NUIM HIDAYAT

Islam itu Eksklusif, Toleran dan Membahagiakan

“Barat tempatmu bergantung,
Telah menipu otakmu dan menyihir jiwamu
Barat tempatmu bergantung telah menipu dirimu
Sekali dengan bujuk halus dan rayuan
Sekali dengan belenggu dan jeratan”

(Mohammad Iqbal)

Akhir-akhir ini berkembang (dikembangkan) pemahaman-pemahaman Islam yang membingungkan. Muncul sebuah istilah yang sepintas lalu seolah-olah benar, padahal mempunyai makna yang salah atau kacau. Misalnya istilah Islam Anti Kekerasan, Islam Membebaskan, Islam Inklusif, Islam Moderat dan lain-lain. Kemunculan istilah ini dipahami sebagian kalangan Islam sebagai propaganda Barat untuk memecah belah umat Islam. Sementara sebagian yang lain menganggap hal itu adalah sebagai khazanah umat Islam atau wacana kebebasan Islam.

Untuk memahami istilah ini perlu perenungan yang mendalam terhadap kebenaran istilah ini. Karena penggunaan istilah ini seringkali digunakan kalangan tertentu (biasanya didukung para orientalis) untuk merendahkan atau memberi stigma kepada kelompok Islam lainnya. Sehingga dikampanyekan istilah-istilah Islam Garang, Islam yang membelenggu, Islam Radikal, Islam Garis Keras, Islam Militan dan semacamnya.
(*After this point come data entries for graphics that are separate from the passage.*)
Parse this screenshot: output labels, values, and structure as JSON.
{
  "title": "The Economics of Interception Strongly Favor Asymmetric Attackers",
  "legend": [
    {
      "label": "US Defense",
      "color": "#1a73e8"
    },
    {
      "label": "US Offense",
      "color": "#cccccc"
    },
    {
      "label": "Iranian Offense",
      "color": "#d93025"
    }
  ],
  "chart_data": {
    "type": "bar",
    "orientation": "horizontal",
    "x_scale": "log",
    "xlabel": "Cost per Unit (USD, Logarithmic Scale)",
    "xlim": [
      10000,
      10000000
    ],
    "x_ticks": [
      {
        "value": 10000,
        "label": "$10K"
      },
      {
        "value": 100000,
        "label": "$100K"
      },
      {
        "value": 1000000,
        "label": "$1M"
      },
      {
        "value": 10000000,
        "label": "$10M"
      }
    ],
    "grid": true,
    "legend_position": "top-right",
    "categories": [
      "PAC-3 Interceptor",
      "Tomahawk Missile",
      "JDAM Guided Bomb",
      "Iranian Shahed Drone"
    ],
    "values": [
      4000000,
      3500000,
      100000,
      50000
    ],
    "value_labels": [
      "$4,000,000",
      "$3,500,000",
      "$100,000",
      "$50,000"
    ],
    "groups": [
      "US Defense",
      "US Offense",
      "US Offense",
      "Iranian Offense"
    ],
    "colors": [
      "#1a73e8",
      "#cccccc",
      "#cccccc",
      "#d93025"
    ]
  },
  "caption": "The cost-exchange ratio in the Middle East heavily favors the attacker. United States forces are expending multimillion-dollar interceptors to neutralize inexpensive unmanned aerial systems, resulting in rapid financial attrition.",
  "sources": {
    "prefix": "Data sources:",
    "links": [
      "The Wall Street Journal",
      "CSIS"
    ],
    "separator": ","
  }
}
Kita akan menelisik beberapa istilah yang membingungkan itu. Penggunaan Islam anti kekerasan misalnya, sebenarnya sangat tidak tepat karena Islam kenyataannya mengajarkan kekerasan yang sewajarnya, contohnya ajaran jihad dalam Islam. Seperti kita ketahui, jihad diwajibkan ketika sebuah wilayah kaum Muslimin dijajah, penduduknya diusir atau dianiaya. Maka penggunaan kekerasan dengan fisik (jihad) melawan ‘penzalim’ dalam Islam bukan saja dibolehkan bahkan wajib dilakukan. Contohnya kewajiban jihad penduduk Palestina kepada Israel atau penduduk Islam Maluku dan sekitarnya Ketika mereka diserang kaum Nashrani bulan Januari 1999. Begitu juga kaum Muslimin di Irak, Moro, Pattani, Chechnya, Bosnia, Afghanistan dan lain-lain yang diserang secara militer (fisik) oleh penguasa-penguasa kafir. Begitu juga Bapak diperbolehkan menggunakan ‘kekerasan’ kepada anaknya ketika usianya 10 tahun tetap bandel tidak mau shalat. Jadi Islam bukanlah anti kekerasan, tapi Islam mengatur kekerasan sebagaimana hukum-hukum lain yang ada di dunia ini juga mengatur penggunaan kekerasan.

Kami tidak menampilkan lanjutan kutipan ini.